TLR’s editors have a label they can attach to poetry and story submissions that reads “Send Personal Rejection.” A check of our files recently showed that we have sent out 280 of those notes in our first two-plus issues.
Some writers prefer not to receive personal rejections. There are times when I feel that way. A rejection, after all, no matter how nicely worded, is still a rejection. But as a writer myself, I understand how tough it is to get a piece published. Even for excellent writers the acceptance rate is usually less than five percent. And just because a piece was rejected, doesn’t mean the editor didn’t like it. So we use the personal rejection for a variety of purposes.
You Got Close: TLR receives many submissions that are worthy of publication. Since we can’t publish them all, we do like to tell submitters that we enjoyed the read and that it was a contender. This is, frankly, a tricky practice, since to some it may appear we are just angling for another submission fee. Please trust that we don’t indulge in such scammery. We just want you to know that you impressed us.
Encouragement: There are an even greater number of submissions that show that a writer has promise. Although the piece may not be ready for publication, we often comment to point out what we liked about it. This is especially true when it’s obvious the submitter is a student or recent grad from a creative writing program. It’s even more difficult for beginning writers to find publication, and we think it’s important to let them know they’re getting closer.

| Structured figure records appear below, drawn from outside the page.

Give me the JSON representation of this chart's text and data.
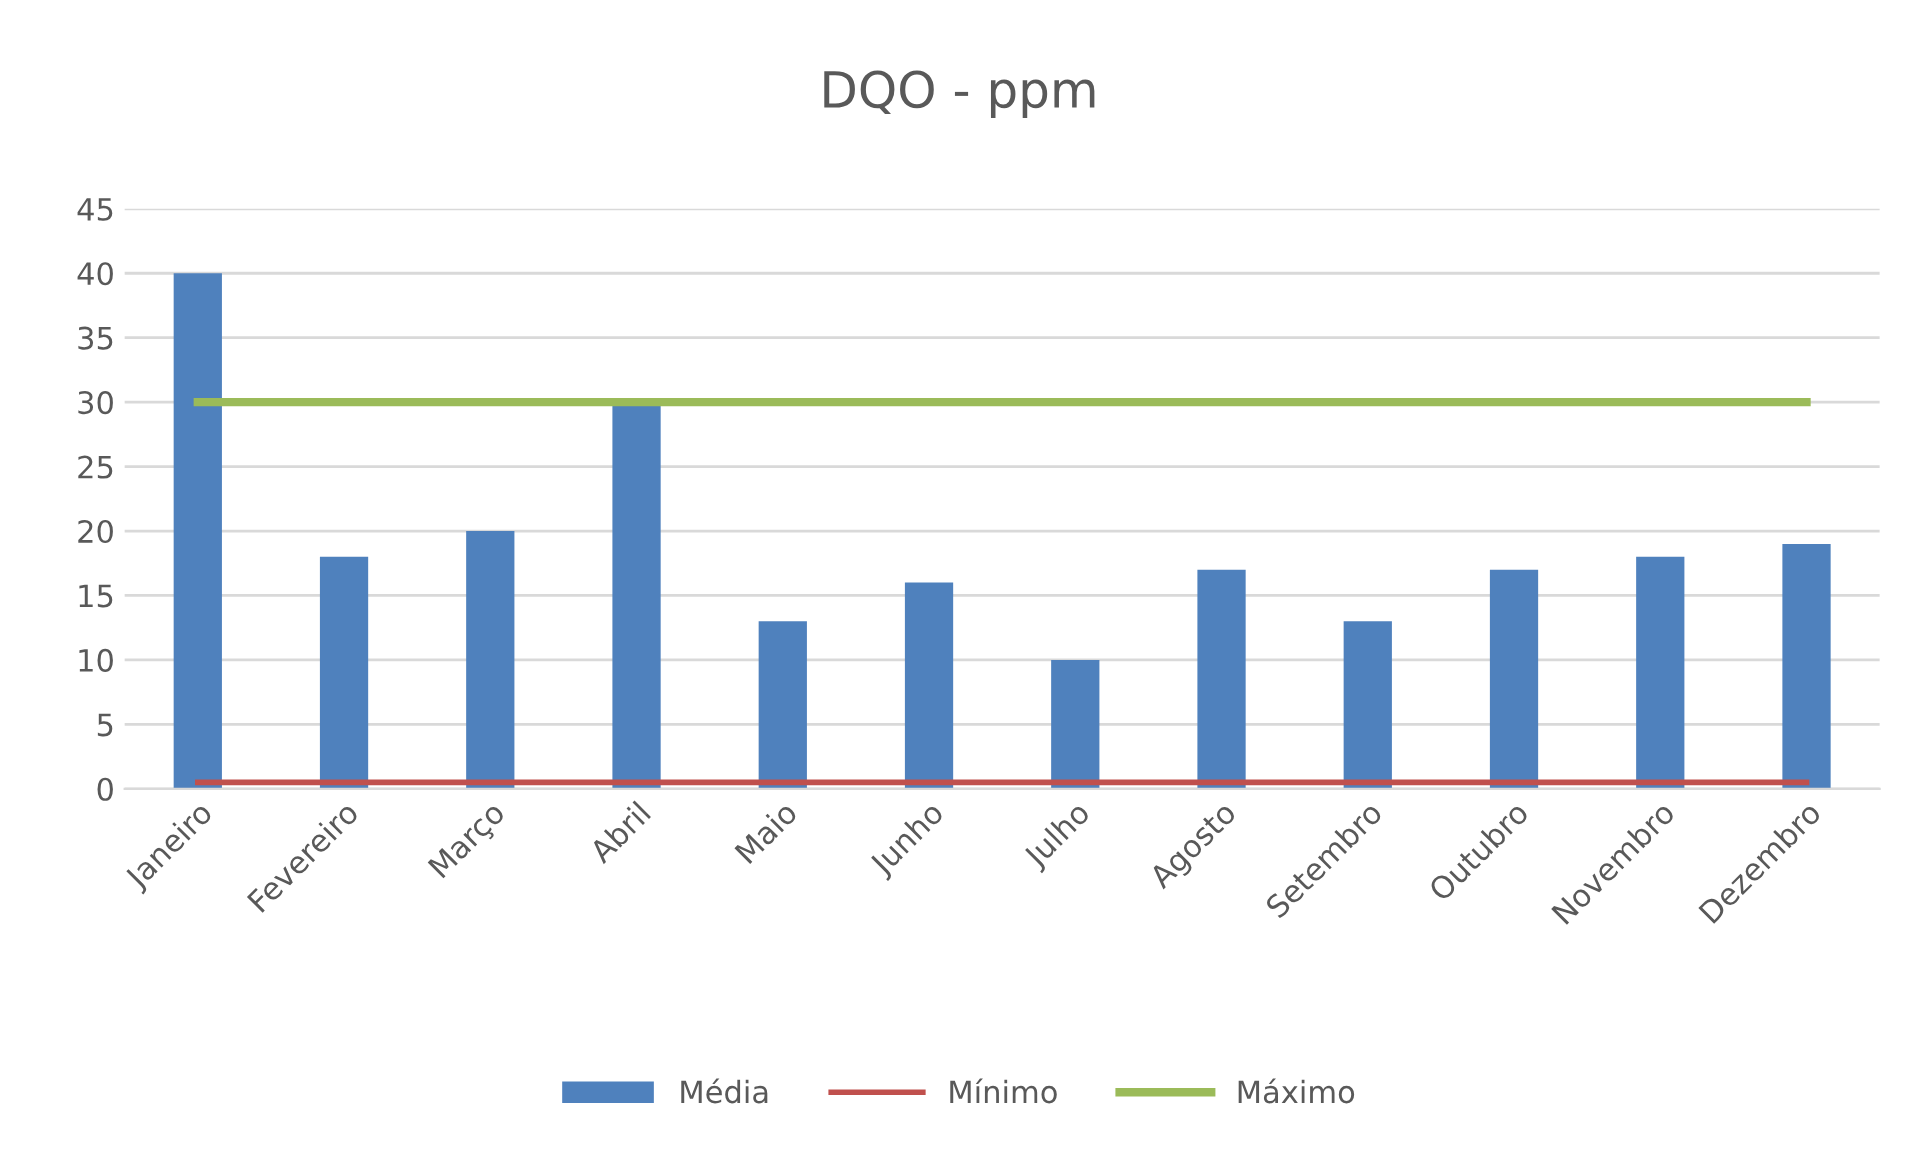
{
  "chart_data": {
    "type": "bar",
    "title": "DQO - ppm",
    "categories": [
      "Janeiro",
      "Fevereiro",
      "Março",
      "Abril",
      "Maio",
      "Junho",
      "Julho",
      "Agosto",
      "Setembro",
      "Outubro",
      "Novembro",
      "Dezembro"
    ],
    "series": [
      {
        "name": "Média",
        "color": "#4f81bd",
        "values": [
          40,
          18,
          20,
          30,
          13,
          16,
          10,
          17,
          13,
          17,
          18,
          19
        ]
      },
      {
        "name": "Mínimo",
        "type": "line",
        "color": "#c0504d",
        "values": [
          0.5,
          0.5,
          0.5,
          0.5,
          0.5,
          0.5,
          0.5,
          0.5,
          0.5,
          0.5,
          0.5,
          0.5
        ]
      },
      {
        "name": "Máximo",
        "type": "line",
        "color": "#9bbb59",
        "values": [
          30,
          30,
          30,
          30,
          30,
          30,
          30,
          30,
          30,
          30,
          30,
          30
        ]
      }
    ],
    "ylim": [
      0,
      45
    ],
    "yticks": [
      0,
      5,
      10,
      15,
      20,
      25,
      30,
      35,
      40,
      45
    ],
    "grid": "y",
    "legend": "bottom",
    "marker": "none",
    "line_style": "solid"
  }
}
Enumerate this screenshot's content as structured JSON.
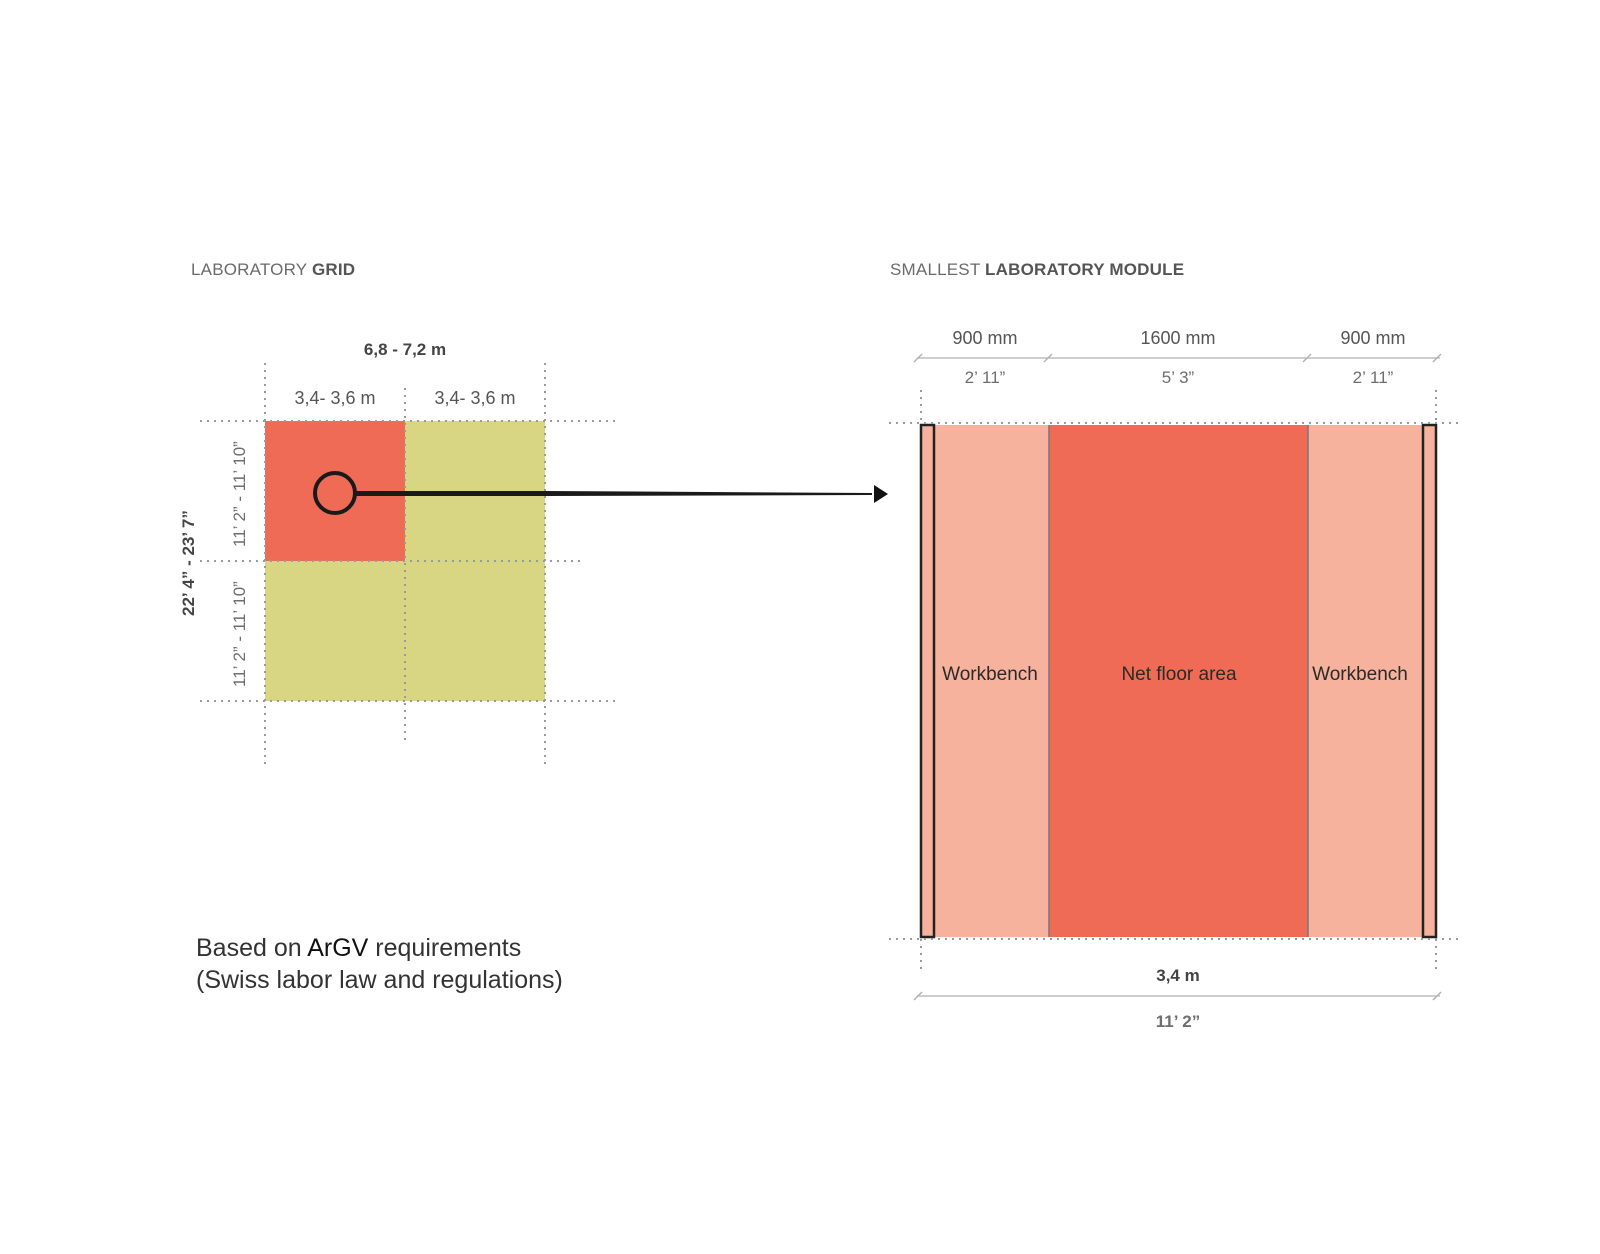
{
  "grid_section": {
    "title_light": "LABORATORY ",
    "title_bold": "GRID",
    "total_width": "6,8  - 7,2 m",
    "column_widths": [
      "3,4- 3,6 m",
      "3,4- 3,6 m"
    ],
    "total_height_imperial": "22’ 4” - 23’ 7”",
    "row_heights_imperial": [
      "11’ 2” - 11’ 10”",
      "11’ 2” - 11’ 10”"
    ],
    "colors": {
      "highlight_cell": "#EF6B55",
      "other_cells": "#D8D583"
    }
  },
  "module_section": {
    "title_light": "SMALLEST ",
    "title_bold": "LABORATORY MODULE",
    "zones": [
      {
        "label": "Workbench",
        "metric": "900 mm",
        "imperial": "2’ 11”"
      },
      {
        "label": "Net floor area",
        "metric": "1600 mm",
        "imperial": "5’ 3”"
      },
      {
        "label": "Workbench",
        "metric": "900 mm",
        "imperial": "2’ 11”"
      }
    ],
    "total_width": "3,4 m",
    "total_width_imperial": "11’ 2”",
    "colors": {
      "workbench": "#F6B29D",
      "net_floor_area": "#EF6B55"
    }
  },
  "note": {
    "line1_prefix": "Based on ",
    "line1_emphasis": "ArGV",
    "line1_suffix": " requirements",
    "line2": "(Swiss labor law and regulations)"
  }
}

Constructive criticism: This is one I employ, exclusive of my co-editors, and I do so sparingly. Occasionally a piece impresses me, but has issues that keep us from selecting it for publication. In my rejection note I sometimes comment, as an effort to help, where I thought the piece could be improved. Offering criticism to submitters is a bit of a risk, since the writer may be sensitive to comments. So when I do so I always include a note that the opinion is mine alone, and that other editors might disagree. So far, though, recipients seem to have appreciated the remarks.
Let’s work on this: Another of mine. Once in while a piece comes in that shows tremendous promise, but also needs significant revision. Usually it’s the voice or the theme that really connects, and I can’t help imagining the impact of the story if it were reworked. Although I’m no Gordon Lish, I sometimes (rarely, actually) offer substantial help in revising the piece, including detailed notes and several back-and-forth sessions to make it publishable.
Nearly 300 personal rejections in two issues may seem like a lot, but when the ways in which personal rejections can be used constructively are factored in, the number seems right to us. The editors at TLR believe that rejection doesn’t have to be an all-or-nothing experience for writers. If you get a personal note from one of us, know that we thought your work good enough to take the time to acknowledge it.